Diese politischen und ökonomischen Implikationen kann man ja nun nicht vollends getrennt von der Betrachtung der rechtlichen Seite trennen....und ausweichen, indem man sich jeder Diskussion außerhalb der formal-rechtlichen Ebene verweigert (übrigens eine klassische Strategie von Beamtenvertretern, die man sich hier im Forum aber nicht 'aufzwingen lassen braucht)
Also. wie sähe denn in € (!!) z.B. eine verfassungsgemäße Besoldung nach Swens Vorstellungen (oder derjenigen welche seine Argumentation vertreten) denn nun ungefähr aus?

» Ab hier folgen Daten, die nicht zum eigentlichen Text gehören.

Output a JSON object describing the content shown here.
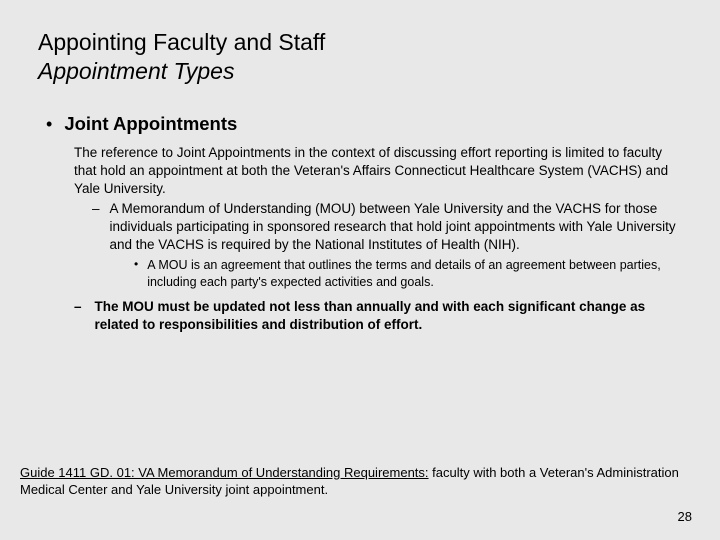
{
  "title": {
    "line1": "Appointing Faculty and Staff",
    "line2": "Appointment Types"
  },
  "main": {
    "heading": "Joint Appointments",
    "intro": "The reference to Joint Appointments in the context of discussing effort reporting is limited to faculty that hold an appointment at both the Veteran's Affairs Connecticut Healthcare System (VACHS) and Yale University.",
    "sub1": "A Memorandum of Understanding (MOU) between Yale University and the VACHS for those individuals participating in sponsored research that hold joint appointments with Yale University and the VACHS is required by the National Institutes of Health (NIH).",
    "sub1a": "A MOU is an agreement that outlines the terms and details of an agreement between parties, including each party's expected activities and goals.",
    "sub2": "The MOU must be updated not less than annually and with each significant change as related to responsibilities and distribution of effort."
  },
  "footer": {
    "link": "Guide 1411 GD. 01: VA Memorandum of Understanding Requirements:",
    "rest": " faculty with both a Veteran's Administration Medical Center and Yale University joint appointment."
  },
  "pageNumber": "28"
}
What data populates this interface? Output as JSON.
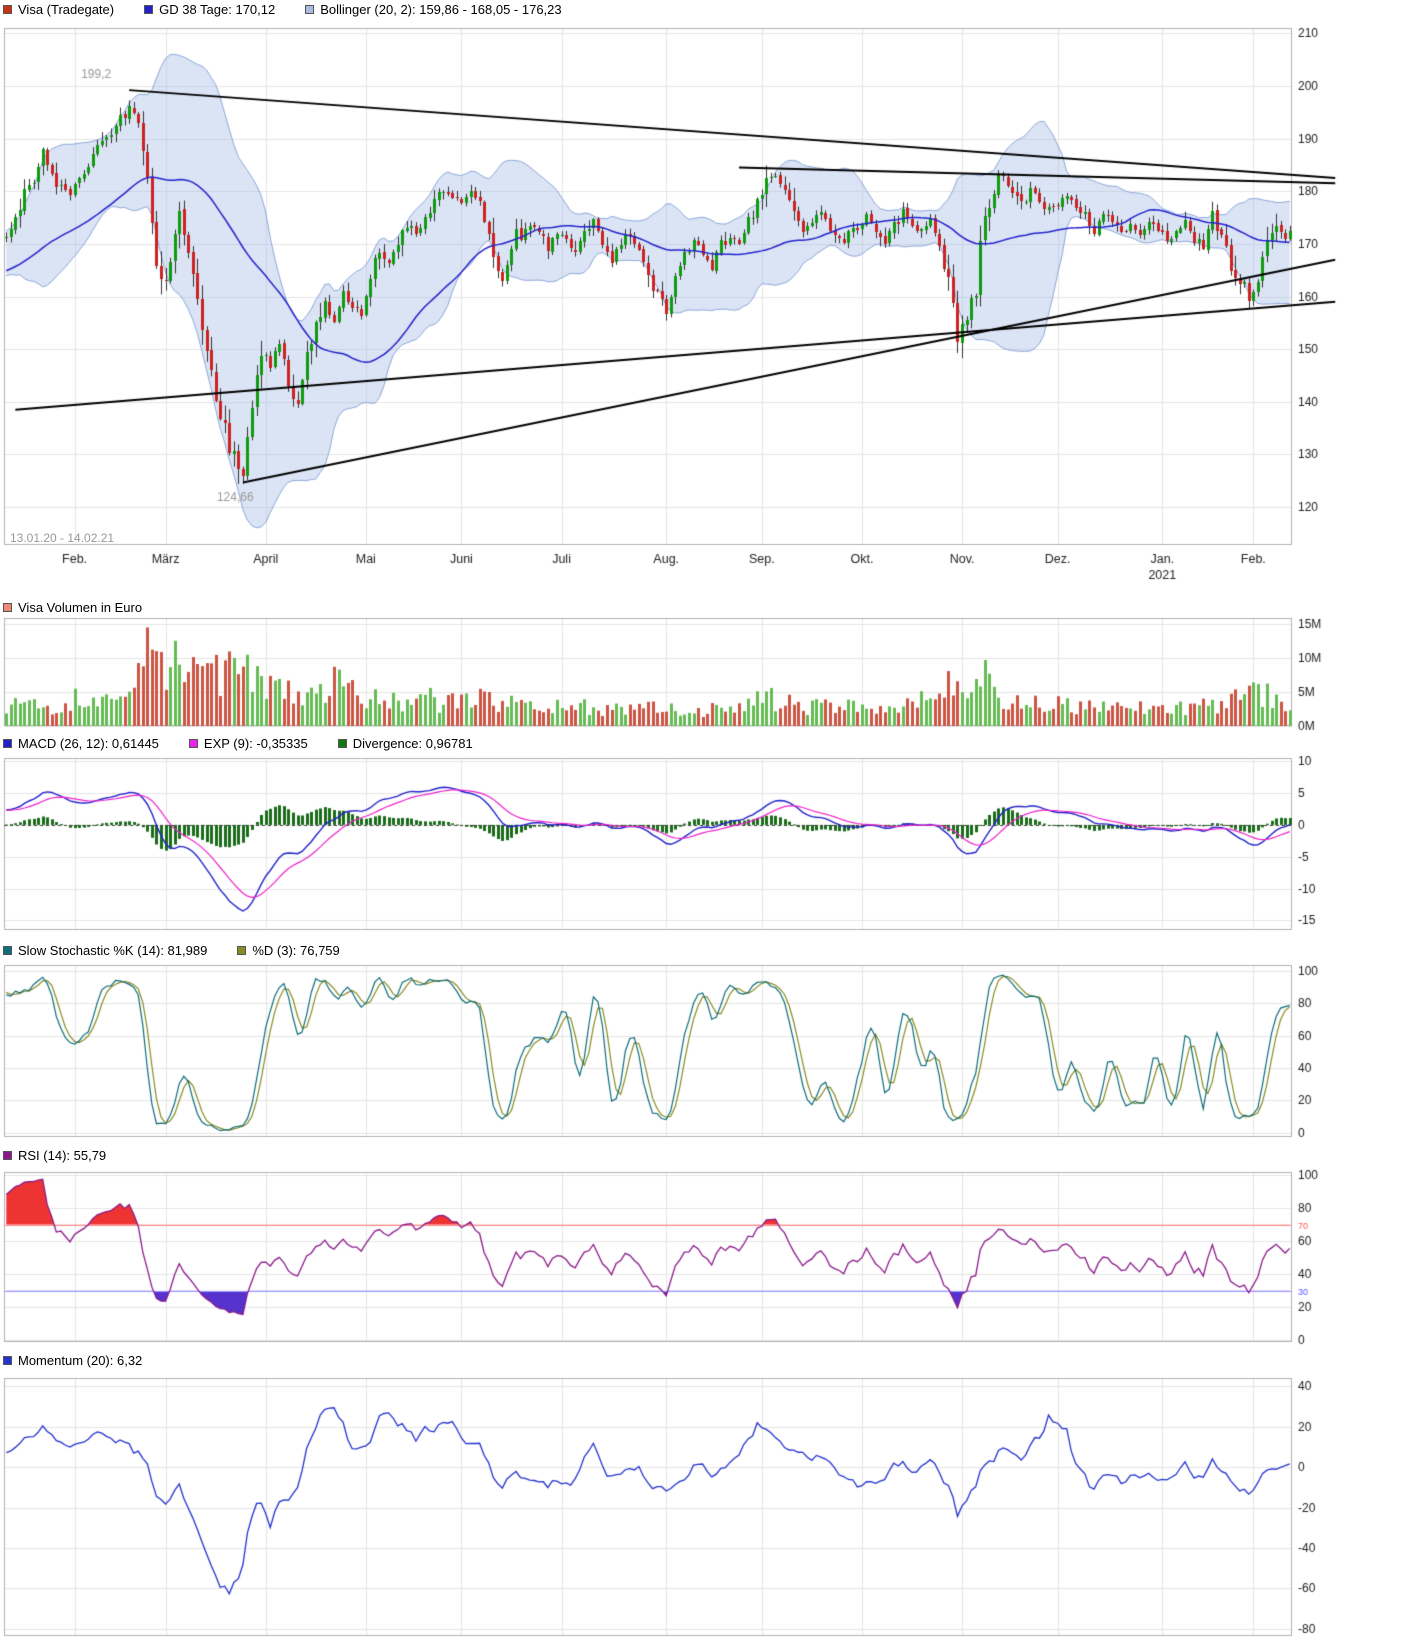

Das ist recht einfach und hier und anderer Stelle auch schon mehrfach durchexerziert worden:
Der Besoldungsgesetzgeber prüft anhand der Bemessung der Mindestalimentation, ob er in der ersten Erfahrungsstufe der untersten Besoldungsgruppe für einen verheirateten Beamten mit zwei Kindern eine amtsangemessene Nettolaimentation gewährt. Sofern das der Fall ist, ist die Wahrscheinlichkeit recht groß, dass die von ihm gewährte Nettoalimentation amtsangemessen ist. Sofern darüber hinaus die weiteren fünf Parameter ebenfalls nicht eine nicht amtsangemessene Alimentation indizieren, darf der Besoldungsgesetzgeber davon ausgehen, dass die von ihm gewährte Nettoalimentation in allen Besoldungsgruppen amtsangemessen ist. Nichtsdestotrotz hat er nun noch die zweite und dritte Prüfungsstufe zu betrachten und eine Gesamtabwägung vorzunehmen, die allerdings mit hoher Wahrscheinlichkeit zu keinem anderen Ergebnis kommen sollte, sofern das gerade Genannte gegeben ist.
Sofern das gerade genannte Ergebnis nicht gegeben ist, hat der Besoldungsgesetzgeber ggf. Korrekturen herzustellen. Dabei ist zu beachten, dass es sich bei der Mindestalimentation um die absolut niedrigste Vergleichsschwelle handelt: eine unterhalb dieser Schwelle angesiedelte Alimentation ist verfassungswidrig, weil sie grundgesetzgleiches Recht verletzt - und das ist derzeit bzw. seit rund anderthalb Jahrzehnten in allen Ländern der Fall.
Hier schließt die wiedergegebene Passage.